L.A.’s Olympic bid reminds Sanders of the run-up to the 1984 games.
The city’s bid to host in 1984 came directly after the disastrous 1976 Montreal Olympics, which were plagued by cost overruns. The international movement was already struggling with the after-effects of the murder of 11 Israeli athletes by terrorists who invaded the Olympic Village in Munich four years earlier.
A boycotted 1980 Summer Games in Moscow in the days of the Soviet Union preceded L.A.’s turn in the spotlight. The privately funded games were a financial success with future Major League Baseball Commissioner Peter Ueberroth at the helm, producing a surplus that helped fund youth sports programs in the area for decades.
The movement has stumbled from that highpoint lately. The most recent Olympic games in Rio de Janeiro; Sochi, Russia; and London all experienced huge cost overruns. While no major security breaches have occurred, Sanders said terrorism has been of constant concern at recent venues.

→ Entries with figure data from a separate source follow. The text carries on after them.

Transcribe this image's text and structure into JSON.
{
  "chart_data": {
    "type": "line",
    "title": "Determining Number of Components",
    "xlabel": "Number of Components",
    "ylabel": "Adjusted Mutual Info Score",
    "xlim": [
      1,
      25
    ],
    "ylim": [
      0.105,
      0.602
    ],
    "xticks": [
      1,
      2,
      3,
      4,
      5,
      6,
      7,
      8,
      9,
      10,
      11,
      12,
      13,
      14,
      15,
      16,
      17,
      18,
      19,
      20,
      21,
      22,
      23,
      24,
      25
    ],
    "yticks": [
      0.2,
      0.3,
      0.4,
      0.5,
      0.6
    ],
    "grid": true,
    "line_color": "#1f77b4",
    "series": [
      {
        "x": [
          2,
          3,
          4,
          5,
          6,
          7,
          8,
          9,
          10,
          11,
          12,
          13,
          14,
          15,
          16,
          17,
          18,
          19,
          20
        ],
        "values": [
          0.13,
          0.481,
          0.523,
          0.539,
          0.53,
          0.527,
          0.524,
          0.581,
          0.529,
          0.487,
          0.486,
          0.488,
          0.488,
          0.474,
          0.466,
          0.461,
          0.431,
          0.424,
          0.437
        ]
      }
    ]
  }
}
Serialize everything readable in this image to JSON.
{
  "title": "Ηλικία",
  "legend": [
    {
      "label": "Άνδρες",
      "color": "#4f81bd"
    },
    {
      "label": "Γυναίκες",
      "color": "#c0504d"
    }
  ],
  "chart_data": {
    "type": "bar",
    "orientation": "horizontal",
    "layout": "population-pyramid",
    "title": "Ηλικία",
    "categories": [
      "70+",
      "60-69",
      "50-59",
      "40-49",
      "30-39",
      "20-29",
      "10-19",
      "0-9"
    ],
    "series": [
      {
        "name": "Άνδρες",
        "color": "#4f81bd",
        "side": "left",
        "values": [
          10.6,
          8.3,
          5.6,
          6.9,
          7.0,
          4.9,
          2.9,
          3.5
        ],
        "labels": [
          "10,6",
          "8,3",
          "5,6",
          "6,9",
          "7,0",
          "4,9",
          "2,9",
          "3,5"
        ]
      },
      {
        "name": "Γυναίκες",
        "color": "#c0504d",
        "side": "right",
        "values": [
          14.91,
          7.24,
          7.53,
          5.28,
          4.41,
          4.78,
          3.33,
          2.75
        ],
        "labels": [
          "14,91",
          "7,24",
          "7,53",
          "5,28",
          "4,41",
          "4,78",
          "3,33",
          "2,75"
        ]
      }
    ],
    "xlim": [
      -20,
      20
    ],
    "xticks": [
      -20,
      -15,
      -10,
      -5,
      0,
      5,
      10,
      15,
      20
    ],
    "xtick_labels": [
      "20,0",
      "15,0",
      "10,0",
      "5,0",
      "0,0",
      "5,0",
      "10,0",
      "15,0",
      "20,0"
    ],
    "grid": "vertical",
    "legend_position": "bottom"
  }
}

Such troubles have led to a significant downturn in cities interested in hosting both the 1984 and 2024 Olympics.
Los Angeles was essentially unopposed for the 1984 Olympics, while the 2024 campaign saw both Rome and Budapest drop out of the running early leaving Paris as the only competitor.
“This is certainly a case of déjà vu all over again, to use a famous sports quote,” Sanders said. “In 1984, there were no other bidders, so they had to select L.A. With fewer and fewer cities bidding, there was not only concern that 2024 was a thin field, but that future games would have difficulty attracting bids, too.”
However, Los Angeles is uniquely situated to avoid some of the pitfalls to which other host cities have fallen victim, according to Robert Kleinhenz, executive director of economic research at Century City-based Beacon Economics, who has worked to project the financial impact of the 2024 games for the bid committee.
“We hear time and time again about unsuccessful Olympic bids and how they can negatively impact a region, but that’s usually a product of facilities and infrastructure being built that doesn’t have uses after the games,” Kleinhenz said. “We don’t have to worry about that in L.A. because the games are timed nicely to infrastructure improvements already expected to be in place by 2024.”
Pushing the games back to 2028 likely wouldn’t create significant change from an economic perspective, he added.
“We would still be in a position as a region to derive significant economic benefit from the games in 2028 as opposed to 2024,” he said.
But Sanders said the organizing committee should keep the extended time line in consideration and not take anything for granted, even if the economic forecast wouldn’t be significantly altered.
“Any expectation about the financial climate so far ahead is extremely speculative,” he said. “The organizing committee needs to be cognizant of that.”